Yes, the controller boards do have +5 on their control pins, but this is usually a signal line, not a supply line. You'll need to supply clean +5v from somewhere like the USB bus or the appropriate pin from a power supply. Even a simple 5v wall wart for a cell phone works well (I add a regulator when I'm testing regardless since the GORF sticks are so old).
Neverthless, if a Gorf joystick that is "properly wired" can be connected to the "KeyWhiz" or "IPAC" then I can't see why it would not be the same for a "Hydrogen" controller. After all, don't all of them send +5V to the controls?

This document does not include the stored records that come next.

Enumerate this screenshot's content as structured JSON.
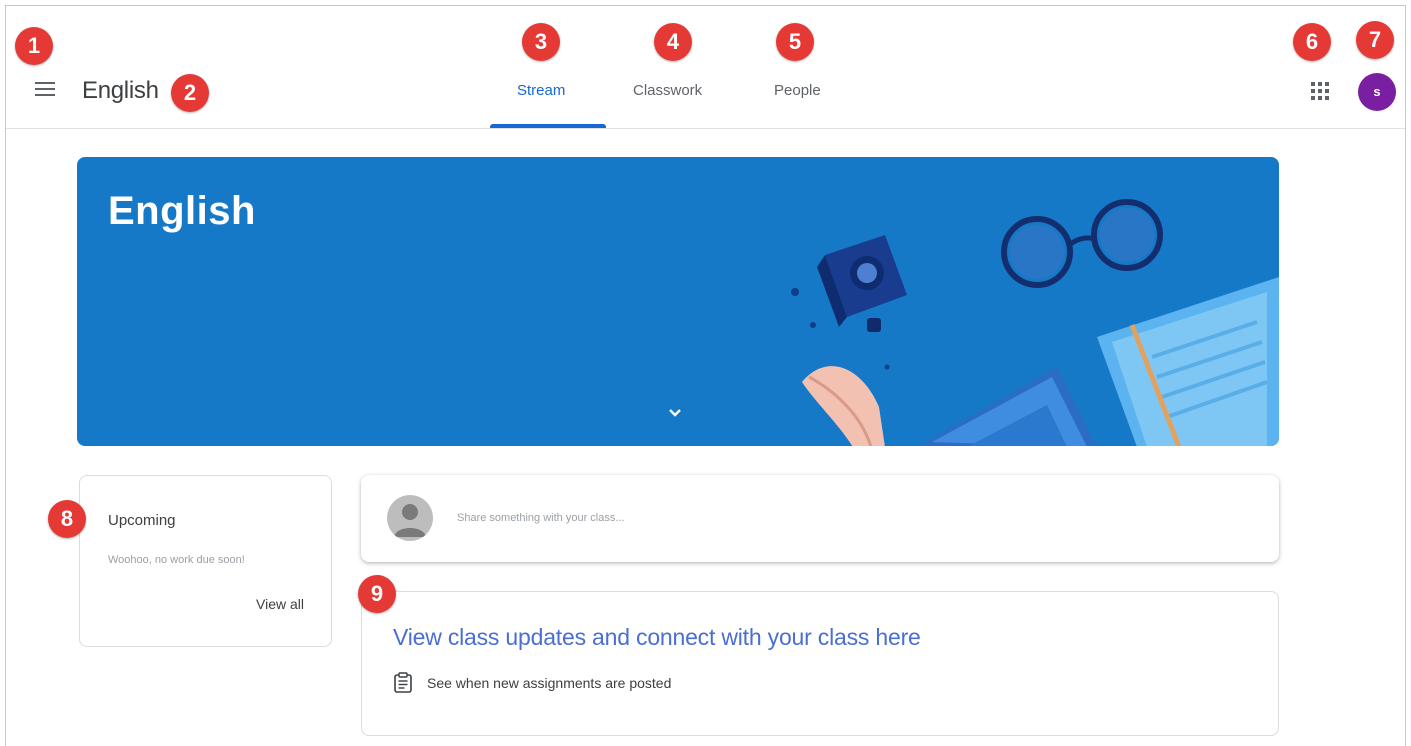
{
  "header": {
    "class_name": "English",
    "tabs": [
      {
        "label": "Stream",
        "active": true
      },
      {
        "label": "Classwork",
        "active": false
      },
      {
        "label": "People",
        "active": false
      }
    ],
    "avatar_letter": "s",
    "avatar_color": "#7b1fa2"
  },
  "banner": {
    "title": "English",
    "color": "#1679c8"
  },
  "upcoming": {
    "title": "Upcoming",
    "message": "Woohoo, no work due soon!",
    "view_all": "View all"
  },
  "share": {
    "placeholder": "Share something with your class..."
  },
  "updates": {
    "heading": "View class updates and connect with your class here",
    "detail": "See when new assignments are posted"
  },
  "markers": [
    "1",
    "2",
    "3",
    "4",
    "5",
    "6",
    "7",
    "8",
    "9"
  ],
  "colors": {
    "accent": "#1967d2",
    "marker": "#e53935"
  }
}
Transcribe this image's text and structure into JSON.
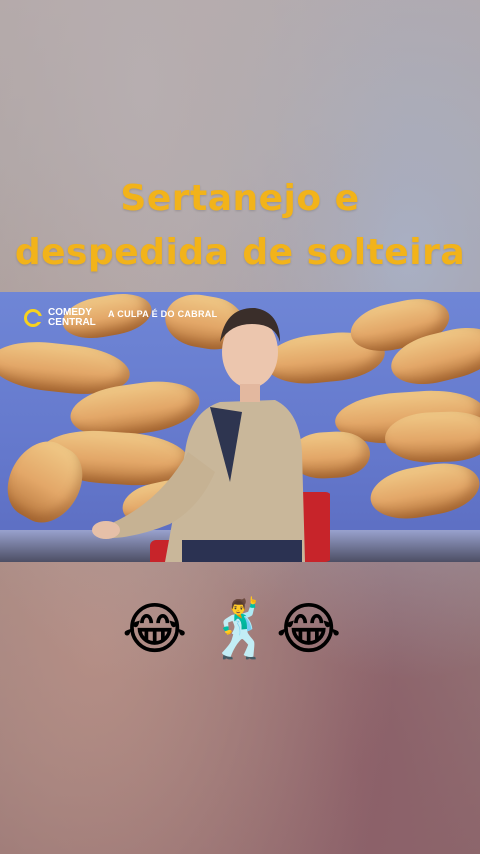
{
  "caption": {
    "line1": "Sertanejo e",
    "line2": "despedida de solteira"
  },
  "video": {
    "channel_logo": "COMEDY CENTRAL",
    "channel_line1": "COMEDY",
    "channel_line2": "CENTRAL",
    "show_title": "A CULPA É DO CABRAL"
  },
  "emojis": {
    "left": "😂",
    "middle": "🕺",
    "right": "😂",
    "left_name": "face-with-tears-of-joy-icon",
    "middle_name": "man-dancing-icon",
    "right_name": "face-with-tears-of-joy-icon"
  },
  "colors": {
    "caption": "#f2b31a",
    "logo_ring": "#f7d21e"
  }
}
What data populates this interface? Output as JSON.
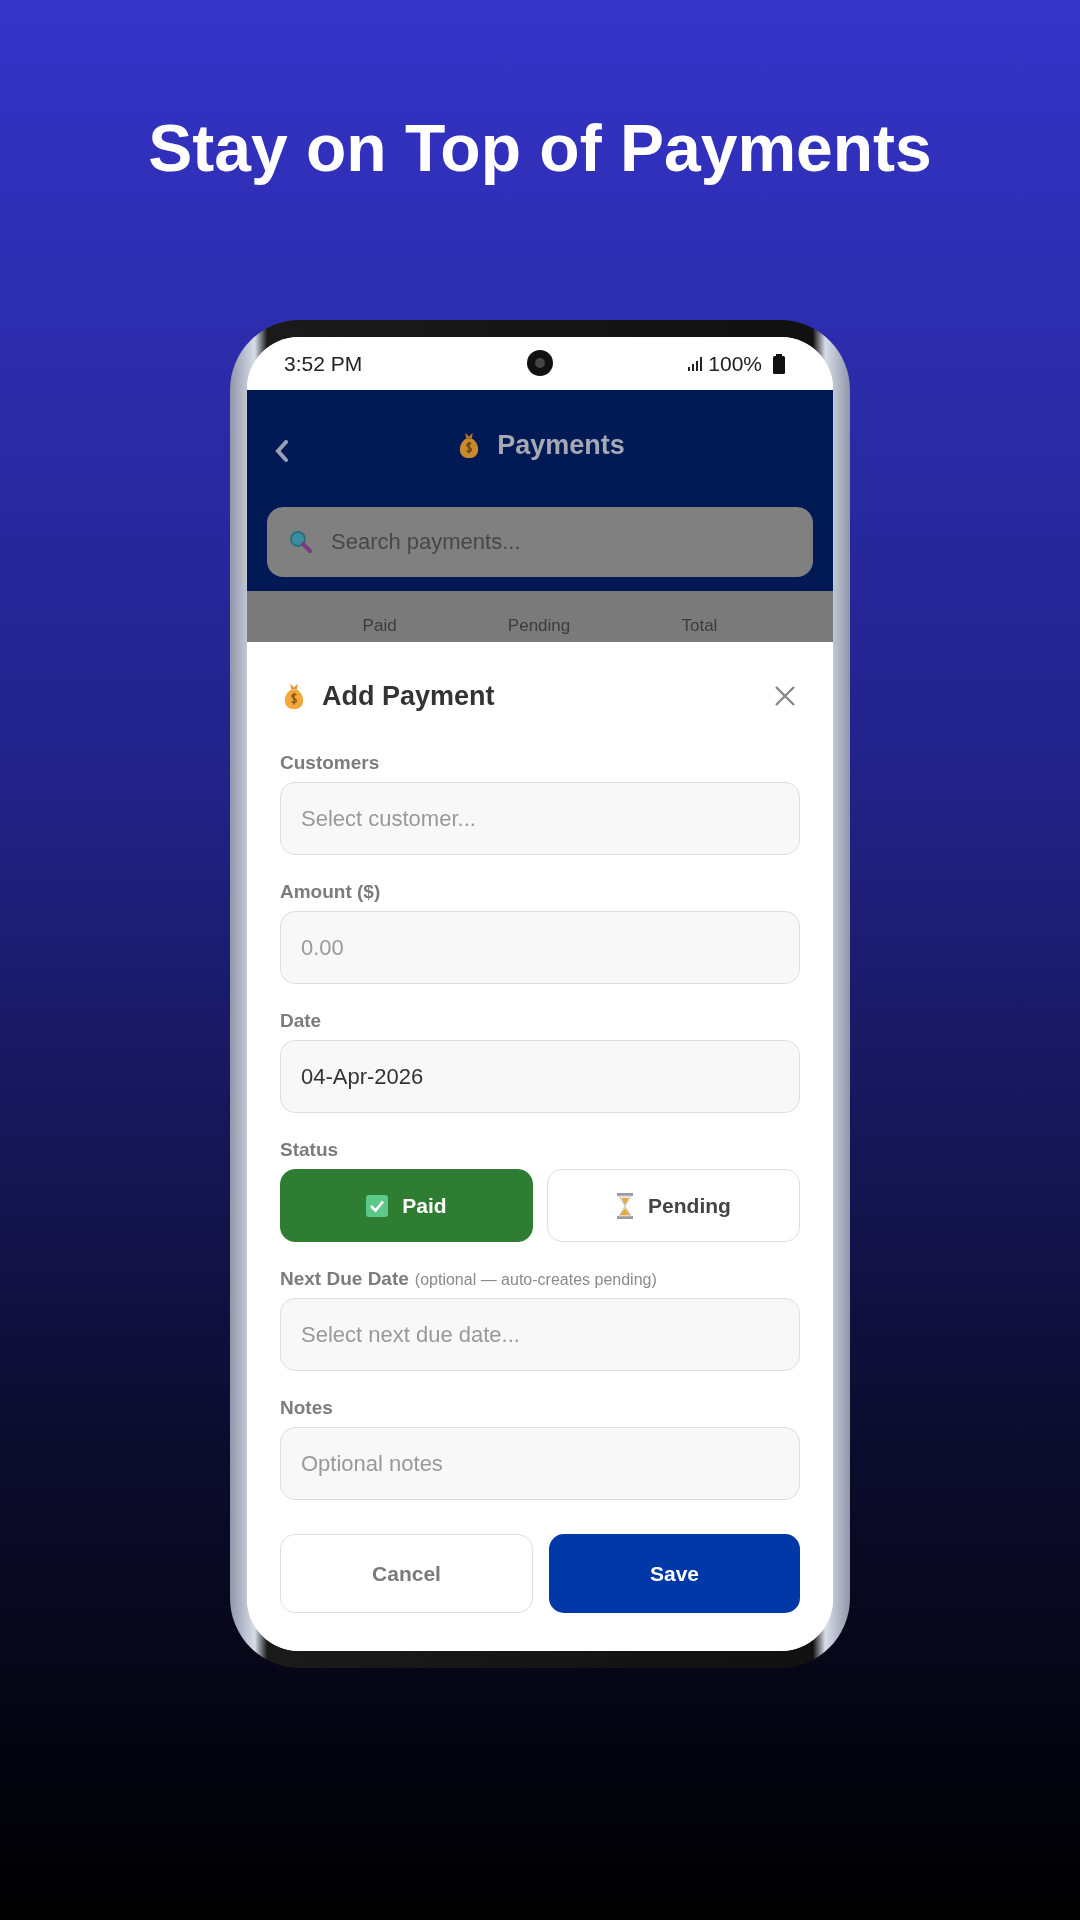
{
  "headline": "Stay on Top of Payments",
  "status_bar": {
    "time": "3:52 PM",
    "battery": "100%"
  },
  "header": {
    "title": "Payments"
  },
  "search": {
    "placeholder": "Search payments..."
  },
  "summary": [
    "Paid",
    "Pending",
    "Total"
  ],
  "dialog": {
    "title": "Add Payment",
    "fields": [
      {
        "label": "Customers",
        "placeholder": "Select customer..."
      },
      {
        "label": "Amount ($)",
        "placeholder": "0.00"
      },
      {
        "label": "Date",
        "value": "04-Apr-2026"
      }
    ],
    "status": {
      "label": "Status",
      "options": [
        {
          "label": "Paid",
          "kind": "paid",
          "selected": true
        },
        {
          "label": "Pending",
          "kind": "pending",
          "selected": false
        }
      ]
    },
    "more_fields": [
      {
        "label": "Next Due Date",
        "hint": "(optional — auto-creates pending)",
        "placeholder": "Select next due date..."
      },
      {
        "label": "Notes",
        "placeholder": "Optional notes"
      }
    ],
    "buttons": [
      {
        "label": "Cancel",
        "kind": "secondary"
      },
      {
        "label": "Save",
        "kind": "primary"
      }
    ]
  }
}
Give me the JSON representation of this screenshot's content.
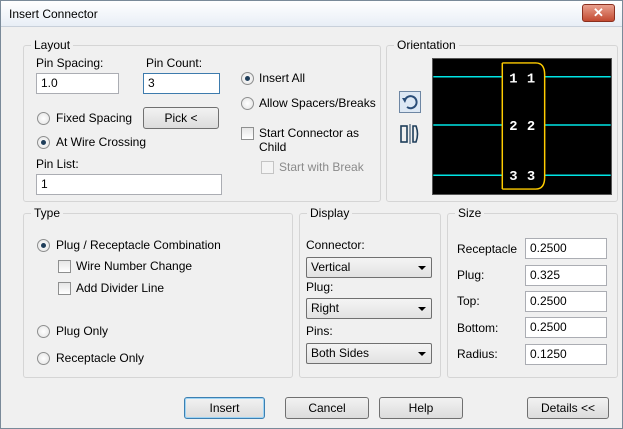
{
  "window": {
    "title": "Insert Connector",
    "close_glyph": "✕"
  },
  "layout": {
    "group_label": "Layout",
    "pin_spacing_label": "Pin Spacing:",
    "pin_spacing_value": "1.0",
    "pin_count_label": "Pin Count:",
    "pin_count_value": "3",
    "fixed_spacing_label": "Fixed Spacing",
    "pick_button_label": "Pick <",
    "at_wire_crossing_label": "At Wire Crossing",
    "pin_list_label": "Pin List:",
    "pin_list_value": "1",
    "insert_all_label": "Insert All",
    "allow_spacers_label": "Allow Spacers/Breaks",
    "start_connector_child_label_1": "Start Connector as",
    "start_connector_child_label_2": "Child",
    "start_with_break_label": "Start with Break"
  },
  "orientation": {
    "group_label": "Orientation",
    "pins_left": [
      "1",
      "2",
      "3"
    ],
    "pins_right": [
      "1",
      "2",
      "3"
    ],
    "colors": {
      "wire": "#00e5e5",
      "body": "#ffcc00",
      "text": "#ffffff",
      "background": "#000000"
    },
    "icons": [
      "rotate-icon",
      "flip-icon"
    ]
  },
  "type": {
    "group_label": "Type",
    "plug_receptacle_label": "Plug / Receptacle Combination",
    "wire_number_change_label": "Wire Number Change",
    "add_divider_line_label": "Add Divider Line",
    "plug_only_label": "Plug Only",
    "receptacle_only_label": "Receptacle Only"
  },
  "display": {
    "group_label": "Display",
    "connector_label": "Connector:",
    "connector_value": "Vertical",
    "plug_label": "Plug:",
    "plug_value": "Right",
    "pins_label": "Pins:",
    "pins_value": "Both Sides"
  },
  "size": {
    "group_label": "Size",
    "receptacle_label": "Receptacle",
    "receptacle_value": "0.2500",
    "plug_label": "Plug:",
    "plug_value": "0.325",
    "top_label": "Top:",
    "top_value": "0.2500",
    "bottom_label": "Bottom:",
    "bottom_value": "0.2500",
    "radius_label": "Radius:",
    "radius_value": "0.1250"
  },
  "buttons": {
    "insert": "Insert",
    "cancel": "Cancel",
    "help": "Help",
    "details": "Details <<"
  }
}
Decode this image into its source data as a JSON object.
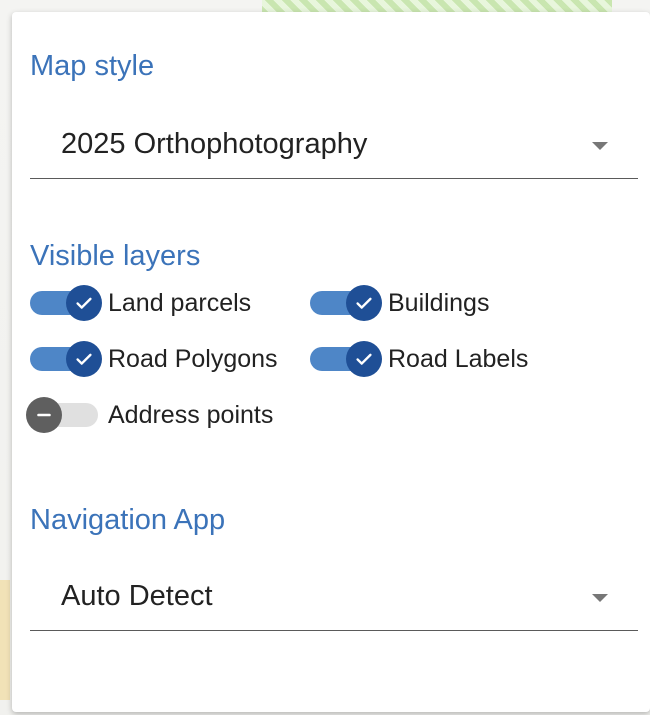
{
  "map_style": {
    "title": "Map style",
    "selected": "2025 Orthophotography"
  },
  "visible_layers": {
    "title": "Visible layers",
    "items": [
      {
        "label": "Land parcels",
        "on": true
      },
      {
        "label": "Buildings",
        "on": true
      },
      {
        "label": "Road Polygons",
        "on": true
      },
      {
        "label": "Road Labels",
        "on": true
      },
      {
        "label": "Address points",
        "on": false
      }
    ]
  },
  "navigation_app": {
    "title": "Navigation App",
    "selected": "Auto Detect"
  },
  "colors": {
    "accent": "#3b73b9",
    "toggle_track_on": "#4e86c7",
    "toggle_thumb_on": "#1f4f96",
    "toggle_thumb_off": "#5f5f5f"
  }
}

The short answer is that most controllers like the KeyWiz probably isn't going to have enough amperage from those pins to drive something like the GORF stick. That isn't how it's meant to be used anyways and I can't think of any way to power
and detect the GORF stick directly from a KeyWiz (The LED-Wiz+GP might work though) control line.
Supplying +5v to most of those pins isn't going to do what you want anyways. The way it works is that the GORF directional pins actually put out a +5v signal. When you pull the stick in a particular direction, the voltage is pulled down to or near 0v. Conveniently enough, this is exactly what controllers like the KeyWiz look for. It too puts out +5v signal and when this signal is pulled to 0v (or grounded via a switch), then it registered as a button press. The two seem to play nicely with each other. So you need to supply +5/ground to pins 10/7 and the GORF stick will be functional.
I don't know anything about the "Hydrogen" controller or how it works so I won't dare say it works with the GORF stick.